I do a lot of backing up, but nevertheless there was a big hole in my system that I will relate in hope that you don't make the same mistake (and I don't make it again).
First, here's what (I *think*) happened. We store our photos in the desktop version of Picasa. Because we take a lot of rapid fire photos of kids, and most of those end up blurry, I had turned off the delete warning such that when you press delete it actually deletes the photo from disk. 

This ended up being a bad idea, and I've turned the warning back on. Yes, it is a pain when deleting a lot of files, but it saves you from accidentally holding down the delete key and deleting six months of photos. Who would do such a thing? I believe one of my two kids did that at some point when I wasn't looking and didn't notice.

And that's the crux of the problem/hole -- I didn't notice there were a chunk of missing files. It could have been done 6mo ago or more. If I had known about it, I could have restored them from a backup, but because I didn't know for such a long time, regular backups kept on occurring, and the schedule expired the old ones that contained the missing files.
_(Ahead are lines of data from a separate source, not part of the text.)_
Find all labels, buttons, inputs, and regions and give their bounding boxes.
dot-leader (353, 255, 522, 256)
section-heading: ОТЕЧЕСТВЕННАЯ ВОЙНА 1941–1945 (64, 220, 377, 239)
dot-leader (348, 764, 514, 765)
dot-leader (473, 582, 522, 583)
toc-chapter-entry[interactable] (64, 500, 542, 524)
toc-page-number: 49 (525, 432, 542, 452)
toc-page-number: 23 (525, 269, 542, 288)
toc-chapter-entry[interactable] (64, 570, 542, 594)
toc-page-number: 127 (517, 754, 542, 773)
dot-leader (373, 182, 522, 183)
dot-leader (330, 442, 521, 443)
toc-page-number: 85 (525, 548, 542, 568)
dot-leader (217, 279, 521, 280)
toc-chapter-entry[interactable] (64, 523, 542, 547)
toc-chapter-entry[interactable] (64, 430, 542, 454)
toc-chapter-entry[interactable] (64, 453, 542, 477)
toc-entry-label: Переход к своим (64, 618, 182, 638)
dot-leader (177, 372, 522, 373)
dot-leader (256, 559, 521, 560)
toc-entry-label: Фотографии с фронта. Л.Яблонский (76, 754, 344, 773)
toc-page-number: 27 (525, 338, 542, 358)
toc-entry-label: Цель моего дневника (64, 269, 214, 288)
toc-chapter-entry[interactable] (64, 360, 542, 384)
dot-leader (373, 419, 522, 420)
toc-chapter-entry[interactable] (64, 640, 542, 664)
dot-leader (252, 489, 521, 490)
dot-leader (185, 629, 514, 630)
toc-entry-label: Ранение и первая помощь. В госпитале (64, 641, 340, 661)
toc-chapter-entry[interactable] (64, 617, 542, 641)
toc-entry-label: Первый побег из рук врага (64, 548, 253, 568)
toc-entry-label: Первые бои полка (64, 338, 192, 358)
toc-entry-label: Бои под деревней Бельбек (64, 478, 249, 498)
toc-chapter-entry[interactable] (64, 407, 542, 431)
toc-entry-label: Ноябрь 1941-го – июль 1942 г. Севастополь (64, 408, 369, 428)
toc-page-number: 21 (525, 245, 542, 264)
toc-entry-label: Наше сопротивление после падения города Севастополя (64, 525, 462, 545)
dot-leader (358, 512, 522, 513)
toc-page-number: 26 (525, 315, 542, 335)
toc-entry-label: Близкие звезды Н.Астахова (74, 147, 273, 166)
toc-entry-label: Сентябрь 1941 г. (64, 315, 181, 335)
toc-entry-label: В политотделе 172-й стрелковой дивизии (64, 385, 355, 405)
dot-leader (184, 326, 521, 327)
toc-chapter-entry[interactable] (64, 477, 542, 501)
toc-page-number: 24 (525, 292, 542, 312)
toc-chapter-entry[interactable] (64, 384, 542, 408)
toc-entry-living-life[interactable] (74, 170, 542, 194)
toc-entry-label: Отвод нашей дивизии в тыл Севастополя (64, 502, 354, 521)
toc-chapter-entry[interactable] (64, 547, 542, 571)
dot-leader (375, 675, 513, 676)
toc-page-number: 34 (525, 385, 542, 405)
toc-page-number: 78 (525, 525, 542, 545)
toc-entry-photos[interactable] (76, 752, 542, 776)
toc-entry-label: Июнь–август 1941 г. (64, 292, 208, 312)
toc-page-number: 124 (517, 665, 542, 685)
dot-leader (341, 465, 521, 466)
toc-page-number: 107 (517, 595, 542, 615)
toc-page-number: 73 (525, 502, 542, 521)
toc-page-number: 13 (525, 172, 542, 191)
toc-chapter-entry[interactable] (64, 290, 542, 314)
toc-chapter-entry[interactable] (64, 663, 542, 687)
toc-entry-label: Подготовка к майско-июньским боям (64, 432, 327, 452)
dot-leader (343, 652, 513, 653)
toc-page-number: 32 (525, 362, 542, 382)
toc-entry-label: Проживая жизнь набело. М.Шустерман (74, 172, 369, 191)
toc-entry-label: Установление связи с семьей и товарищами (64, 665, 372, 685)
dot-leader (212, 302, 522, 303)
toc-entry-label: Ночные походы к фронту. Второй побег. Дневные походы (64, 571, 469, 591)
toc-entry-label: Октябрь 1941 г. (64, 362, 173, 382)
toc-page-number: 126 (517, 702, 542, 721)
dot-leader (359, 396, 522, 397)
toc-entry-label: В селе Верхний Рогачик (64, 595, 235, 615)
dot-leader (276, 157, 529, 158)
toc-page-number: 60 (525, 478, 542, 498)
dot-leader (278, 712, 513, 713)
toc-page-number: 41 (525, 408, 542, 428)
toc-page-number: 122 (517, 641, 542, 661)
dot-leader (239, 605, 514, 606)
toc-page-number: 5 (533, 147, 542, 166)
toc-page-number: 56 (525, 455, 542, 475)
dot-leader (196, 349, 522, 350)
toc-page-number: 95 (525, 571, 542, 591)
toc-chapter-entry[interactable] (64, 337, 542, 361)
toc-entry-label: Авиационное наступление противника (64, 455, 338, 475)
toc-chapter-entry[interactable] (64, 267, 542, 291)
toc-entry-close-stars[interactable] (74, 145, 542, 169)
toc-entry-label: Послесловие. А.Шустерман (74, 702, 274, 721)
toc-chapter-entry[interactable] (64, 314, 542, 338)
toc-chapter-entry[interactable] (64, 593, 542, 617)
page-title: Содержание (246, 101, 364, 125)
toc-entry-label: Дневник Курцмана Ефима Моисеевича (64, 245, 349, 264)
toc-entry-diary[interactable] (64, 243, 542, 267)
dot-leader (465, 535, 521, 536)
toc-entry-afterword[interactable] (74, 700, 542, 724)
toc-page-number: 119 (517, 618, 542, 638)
We currently use a couple of forms of backup. Locally, we store media files on a Windows Home Server with redundant storage (so a disk failure won't kill anything). Remotely, we use Jungle Disk, which backs up the changes in our media files nightly to our S3 account on Amazon. But as stated we have Jungle Disk only keep backups around for so long, so by the time I did notice the files were long gone.
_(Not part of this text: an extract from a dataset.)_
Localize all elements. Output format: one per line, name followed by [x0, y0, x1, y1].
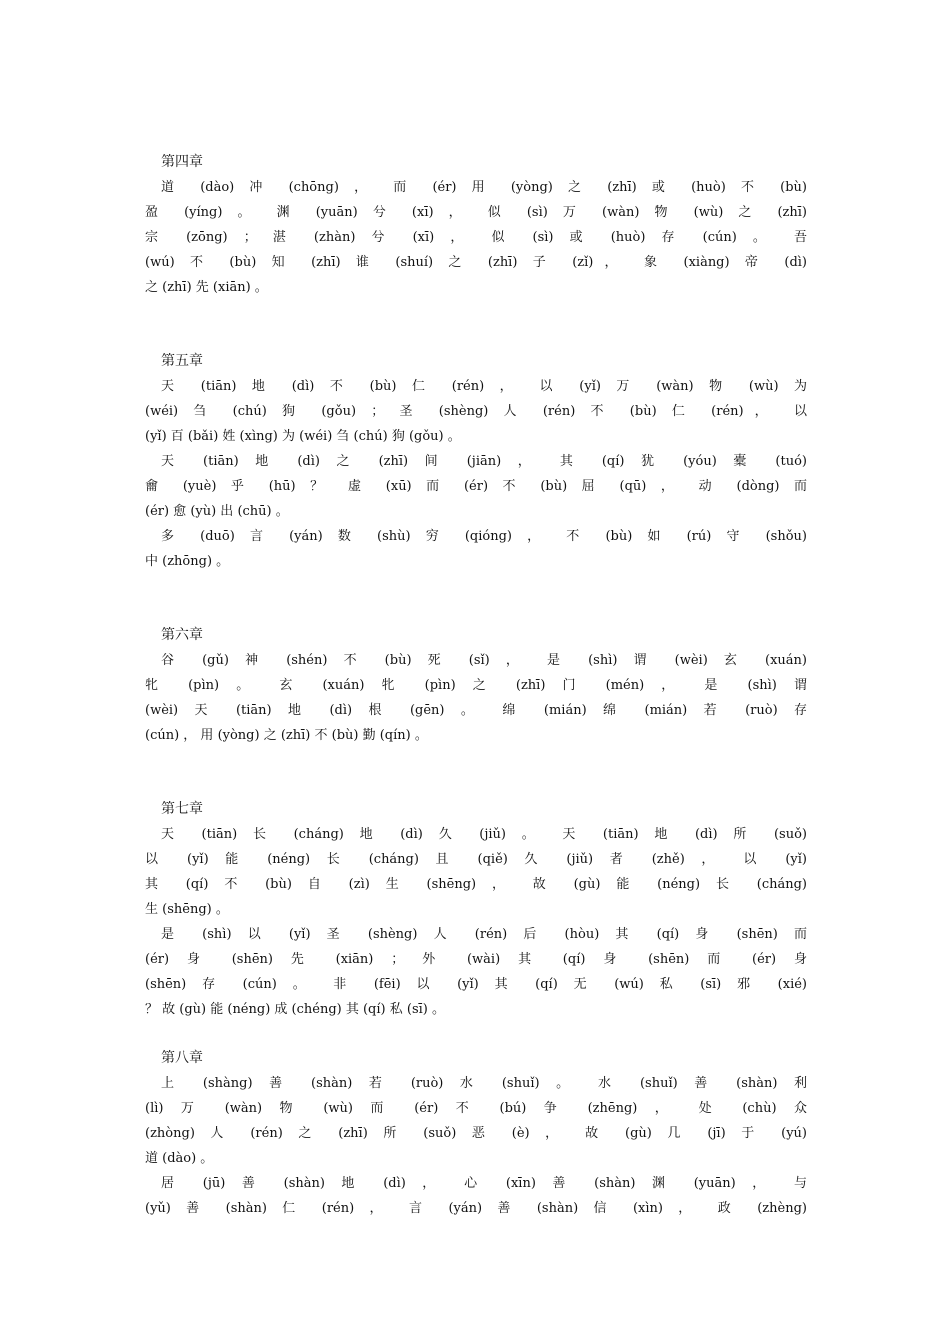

My new solution is to add one more layer to this process: Amazon Cloud Drive. The distinction between it and Jungle Disk and something like Dropbox is that it isn't syncing. Instead, it is a snapshot of my files at the time I copied them. Since I know at the end of the year (my media is organized by year) that year is OK, I can now copy it to Amazon and know that it will persist there if I run into trouble with the other backups.

One wrinkle here is the interface to Amazon Cloud Drive is Web and you can't easily copy whole folders via their interface. So I installed (and eventually bought) Gladniet Cloud Desktop that lets you mount the drive like a normal drive and then drag and drop stuff to it. Super useful.